I found out later that there was a Berkeley graduate with radical politics, new to the English department, with powerful relatives, who’d suggested it. Other staffers meekly went along with her. My query had exposed the unprofessional way curriculum wound up in front of students at that school. They were embarrassed.

So they stonewalled me. Their shields were up. It was groupthink, bigtime.

Advised to keep my concerns under the radar so as to not embarrass them any further, I went to the library and researched “Griffin” and the three other novels on the assigned reading list, which were just as bad. All four were written by women in the past 20 years; all four had “victimization” themes on genocide, suicide, euthanasia, racial violence and bigotry.

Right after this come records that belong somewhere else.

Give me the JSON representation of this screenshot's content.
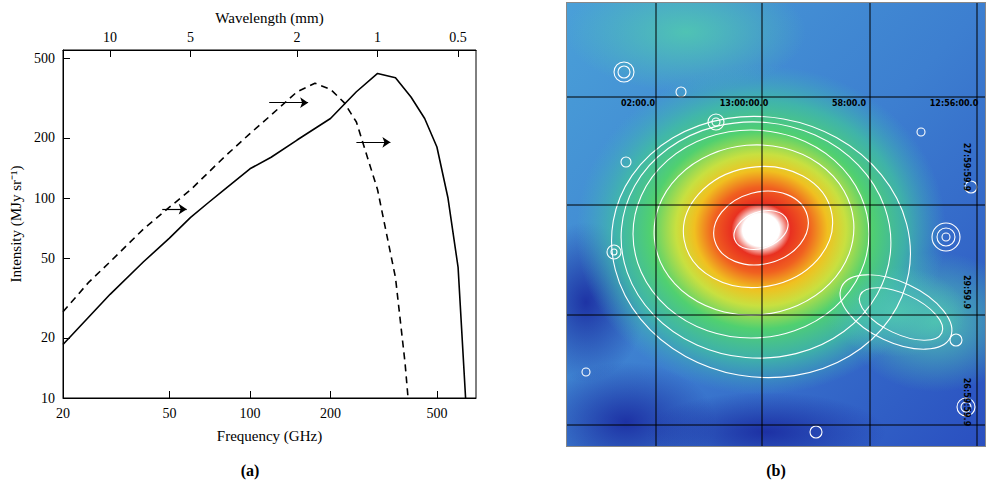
{
  "chart_data": {
    "type": "line",
    "caption": "(a)",
    "x_label": "Frequency (GHz)",
    "x2_label": "Wavelength (mm)",
    "y_label": "Intensity (MJy sr⁻¹)",
    "log": true,
    "grid": false,
    "xlim": [
      20,
      700
    ],
    "xticks": [
      20,
      50,
      100,
      200,
      500
    ],
    "x2lim": [
      20,
      700
    ],
    "x2ticks": [
      {
        "value": 30,
        "label": "10"
      },
      {
        "value": 60,
        "label": "5"
      },
      {
        "value": 150,
        "label": "2"
      },
      {
        "value": 300,
        "label": "1"
      },
      {
        "value": 600,
        "label": "0.5"
      }
    ],
    "ylim": [
      10,
      550
    ],
    "yticks": [
      10,
      20,
      50,
      100,
      200,
      500
    ],
    "series": [
      {
        "color": "#000000",
        "line_style": "solid",
        "x": [
          20,
          30,
          40,
          50,
          60,
          70,
          80,
          100,
          120,
          150,
          200,
          250,
          300,
          350,
          400,
          450,
          500,
          550,
          600,
          640
        ],
        "values": [
          18.5,
          33,
          48,
          63,
          80,
          95,
          110,
          140,
          160,
          195,
          250,
          340,
          420,
          400,
          320,
          250,
          180,
          100,
          45,
          10
        ]
      },
      {
        "color": "#000000",
        "line_style": "dashed",
        "x": [
          20,
          25,
          30,
          40,
          50,
          60,
          80,
          100,
          120,
          150,
          175,
          200,
          225,
          250,
          300,
          350,
          380,
          390
        ],
        "values": [
          27,
          38,
          48,
          70,
          90,
          110,
          160,
          210,
          260,
          340,
          375,
          350,
          300,
          240,
          110,
          40,
          15,
          10
        ]
      }
    ],
    "arrows": [
      {
        "x": [
          47,
          58
        ],
        "y": 88
      },
      {
        "x": [
          118,
          165
        ],
        "y": 300
      },
      {
        "x": [
          250,
          335
        ],
        "y": 190
      }
    ]
  },
  "image_panel": {
    "caption": "(b)",
    "ra_labels": [
      "02:00.0",
      "13:00:00.0",
      "58:00.0",
      "12:56:00.0"
    ],
    "dec_labels": [
      "27:59:59.9",
      "29:59.9",
      "26:59:59.9"
    ]
  }
}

After about 20 hours of work, I turned in a report to school officials and a sympathetic school board member, including:

-- Detailed requests for reconsideration of educational materials on forms provided by the school;
-- Author biographies;
-- Critical reviews;
-- Photocopies of objectionable passages;
-- A list of classic books which covered the same basic themes with better writing, no profanity, no graphic violence, higher-level vocabulary, better plots and more vivid characterizations -- quality alternatives to each of the four books;
-- A list of the great books I had read at about that same age in the same district (including Aesop, Hawthorne, Tolstoy, Wilde, Stevenson, Kipling, etc.);
-- A list of 30 excellent literary classics available in inexpensive paperback at a nearby bookstore;
-- A summary of the “menu-driven” reading programs of other area middle schools that I hoped ours could emulate;
-- A copy of the orientation materials given to parents on Curriculum Night, which did not list the four assigned novels;
-- Suggestions such as giving parents a syllabus at the start of the school year so that it didn’t appear they were hiding what they were teaching;
-- A copy of the middle school’s “Summer Reading List” for the year before, which included two of the four assigned novels, meaning that some kids were reading the same books twice;
-- An article by a children’s literature professor about the connection between violence in the media – including school media -- and real-life violence;
-- I rented the most shocking movie of the past, “A Clockwork Orange,” and compared its profanity – six curse words – to the 27 in “Killing Mr. Griffin.”

After all that . . . nothing happened.

I finally took the matter public, which I probably should have done from the first. I ratcheted up the pressure by handing out a one-page fact sheet about these books at Open House. Finally, with other parents complaining, too, school officials set up a study committee. It was composed of all insiders who were financially dependent on the district’s good graces. I knew it was a sham, but at least it was better than nothing.

Five months later, the committee finally issued a brief, weak, poorly-worded report. They agreed that “Killing Mr. Griffin” was “inappropriate,” and should be removed from the curriculum. The other three bad books, however, they thought were dandy. The implication was: here, we’ll throw you a bone; now, go away.

So we did; we moved away. Our daughter and I had taken a lot of abuse, been subjected to rumors and gossip – including one howler, that I didn’t believe the Holocaust had ever happened (?) -- and had been mistreated and patronized by a school district we had supported and brought honor to.

We moved to a better district. I got along fine with the new English department, who miraculously know a real book from schlock.

Our three older kids graduated with honors and got bigtime college scholarships. The youngest is in a private Christian school; book selection is great, and life is rosy.

For years, I ran into parents and educators who thanked me for standing up to the powers that be. We agreed that parents need to be as careful with what schools are putting into our children’s hearts and minds as we are with the food we’re putting into their bodies. And if schools try to feed ‘em junk in the form of lousy books, you’ve got to squawk.

If enough of us do, we’ll prevail. Together, we can steer schools back to teaching kids the great stories of the ages . . . and we can all live happily ever after.